While this is Pavlova's fifteenth book of poetry, it is her first in English and I find that utterly fascinating. The language is so spare, so perfectly economical while also evocative that I'm in awe & a bit delighted & a bit in love with language again. She conveys much with just a few simple words. Not overly vainglorious (ha!) words that shout "hey look at me using these massive words in a poem that only has three sentences" - I hate that.

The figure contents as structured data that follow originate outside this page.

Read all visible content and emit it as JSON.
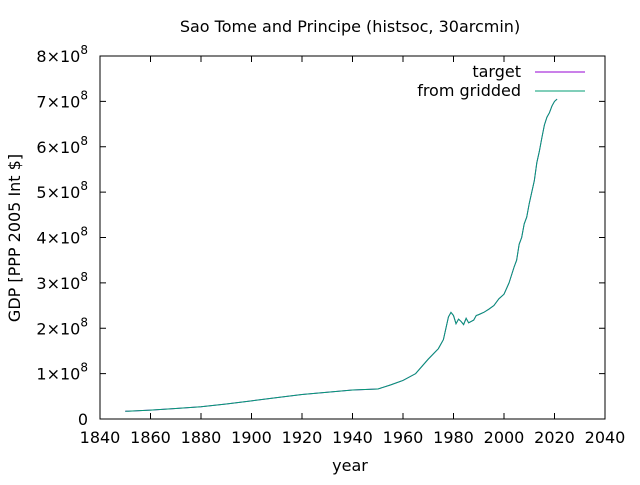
{
  "chart_data": {
    "type": "line",
    "title": "Sao Tome and Principe (histsoc, 30arcmin)",
    "xlabel": "year",
    "ylabel": "GDP [PPP 2005 Int $]",
    "xlim": [
      1840,
      2040
    ],
    "ylim": [
      0,
      800000000
    ],
    "x_ticks": [
      1840,
      1860,
      1880,
      1900,
      1920,
      1940,
      1960,
      1980,
      2000,
      2020,
      2040
    ],
    "y_ticks": [
      {
        "value": 0,
        "mantissa": "0",
        "exponent": ""
      },
      {
        "value": 100000000,
        "mantissa": "1×10",
        "exponent": "8"
      },
      {
        "value": 200000000,
        "mantissa": "2×10",
        "exponent": "8"
      },
      {
        "value": 300000000,
        "mantissa": "3×10",
        "exponent": "8"
      },
      {
        "value": 400000000,
        "mantissa": "4×10",
        "exponent": "8"
      },
      {
        "value": 500000000,
        "mantissa": "5×10",
        "exponent": "8"
      },
      {
        "value": 600000000,
        "mantissa": "6×10",
        "exponent": "8"
      },
      {
        "value": 700000000,
        "mantissa": "7×10",
        "exponent": "8"
      },
      {
        "value": 800000000,
        "mantissa": "8×10",
        "exponent": "8"
      }
    ],
    "grid": false,
    "legend_position": "top-right",
    "series": [
      {
        "name": "target",
        "color": "#9400d3",
        "points": [
          [
            1850,
            17000000
          ],
          [
            1860,
            19500000
          ],
          [
            1870,
            23000000
          ],
          [
            1880,
            27000000
          ],
          [
            1890,
            33000000
          ],
          [
            1900,
            40000000
          ],
          [
            1910,
            47000000
          ],
          [
            1920,
            54000000
          ],
          [
            1930,
            59000000
          ],
          [
            1940,
            64000000
          ],
          [
            1950,
            66000000
          ],
          [
            1955,
            75000000
          ],
          [
            1960,
            85000000
          ],
          [
            1965,
            100000000
          ],
          [
            1970,
            132000000
          ],
          [
            1974,
            155000000
          ],
          [
            1976,
            175000000
          ],
          [
            1977,
            200000000
          ],
          [
            1978,
            225000000
          ],
          [
            1979,
            235000000
          ],
          [
            1980,
            228000000
          ],
          [
            1981,
            210000000
          ],
          [
            1982,
            220000000
          ],
          [
            1983,
            215000000
          ],
          [
            1984,
            208000000
          ],
          [
            1985,
            222000000
          ],
          [
            1986,
            212000000
          ],
          [
            1987,
            215000000
          ],
          [
            1988,
            218000000
          ],
          [
            1989,
            228000000
          ],
          [
            1990,
            230000000
          ],
          [
            1992,
            235000000
          ],
          [
            1994,
            242000000
          ],
          [
            1996,
            250000000
          ],
          [
            1998,
            265000000
          ],
          [
            2000,
            275000000
          ],
          [
            2002,
            300000000
          ],
          [
            2004,
            335000000
          ],
          [
            2005,
            350000000
          ],
          [
            2006,
            385000000
          ],
          [
            2007,
            400000000
          ],
          [
            2008,
            430000000
          ],
          [
            2009,
            445000000
          ],
          [
            2010,
            475000000
          ],
          [
            2011,
            500000000
          ],
          [
            2012,
            525000000
          ],
          [
            2013,
            565000000
          ],
          [
            2014,
            590000000
          ],
          [
            2015,
            620000000
          ],
          [
            2016,
            648000000
          ],
          [
            2017,
            665000000
          ],
          [
            2018,
            675000000
          ],
          [
            2019,
            690000000
          ],
          [
            2020,
            700000000
          ],
          [
            2021,
            705000000
          ]
        ]
      },
      {
        "name": "from gridded",
        "color": "#009e73",
        "points": [
          [
            1850,
            17000000
          ],
          [
            1860,
            19500000
          ],
          [
            1870,
            23000000
          ],
          [
            1880,
            27000000
          ],
          [
            1890,
            33000000
          ],
          [
            1900,
            40000000
          ],
          [
            1910,
            47000000
          ],
          [
            1920,
            54000000
          ],
          [
            1930,
            59000000
          ],
          [
            1940,
            64000000
          ],
          [
            1950,
            66000000
          ],
          [
            1955,
            75000000
          ],
          [
            1960,
            85000000
          ],
          [
            1965,
            100000000
          ],
          [
            1970,
            132000000
          ],
          [
            1974,
            155000000
          ],
          [
            1976,
            175000000
          ],
          [
            1977,
            200000000
          ],
          [
            1978,
            225000000
          ],
          [
            1979,
            235000000
          ],
          [
            1980,
            228000000
          ],
          [
            1981,
            210000000
          ],
          [
            1982,
            220000000
          ],
          [
            1983,
            215000000
          ],
          [
            1984,
            208000000
          ],
          [
            1985,
            222000000
          ],
          [
            1986,
            212000000
          ],
          [
            1987,
            215000000
          ],
          [
            1988,
            218000000
          ],
          [
            1989,
            228000000
          ],
          [
            1990,
            230000000
          ],
          [
            1992,
            235000000
          ],
          [
            1994,
            242000000
          ],
          [
            1996,
            250000000
          ],
          [
            1998,
            265000000
          ],
          [
            2000,
            275000000
          ],
          [
            2002,
            300000000
          ],
          [
            2004,
            335000000
          ],
          [
            2005,
            350000000
          ],
          [
            2006,
            385000000
          ],
          [
            2007,
            400000000
          ],
          [
            2008,
            430000000
          ],
          [
            2009,
            445000000
          ],
          [
            2010,
            475000000
          ],
          [
            2011,
            500000000
          ],
          [
            2012,
            525000000
          ],
          [
            2013,
            565000000
          ],
          [
            2014,
            590000000
          ],
          [
            2015,
            620000000
          ],
          [
            2016,
            648000000
          ],
          [
            2017,
            665000000
          ],
          [
            2018,
            675000000
          ],
          [
            2019,
            690000000
          ],
          [
            2020,
            700000000
          ],
          [
            2021,
            705000000
          ]
        ]
      }
    ]
  }
}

More than anything else, I find the poems in this collection to have just the balance of warmth, wit and wisdom I'm seeking right now. Not overly cynical, but a clear-eyed look at the world as it is, a desire to appreciate what we can, a nudge to enjoy life for what it is, a demand to make more out of it than we currently are. I might be heaping too much upon Pavlova, but that's what I'm getting out of this slim volume at the moment. I realize I may be projecting.
The Book of Questions
by Pablo Neruda
Not mind-blowingly original, I know. Yet I find myself coming back to Neruda again and again. While I've read many of Neruda's poems throughout the years (and read more criticism and biographical works about his work), I've never taken up the infamous Book of Questions. My current need for spare language and big ideas seemed perfectly suited to the themes of this volume, to the big questions asked and not answered. Such as:
Is the sun the same as yesterday's
or is this fire different from that fire?-and-
Will our life not be a tunnel
-and-
between two vague clarities?And why did cheese decide
to perform heroic deeds in France?
What I've found so far is that this volume is less about poetry for me and far more about taking time - and creating the space - to think. Really think. Neruda's questions have slowed my pace and has somehow gotten me back to a more contemplative (if sometimes cheeky) mode...the very mode needed for writing longer fiction. So, yeah, I'm digging Neruda at the moment. Again.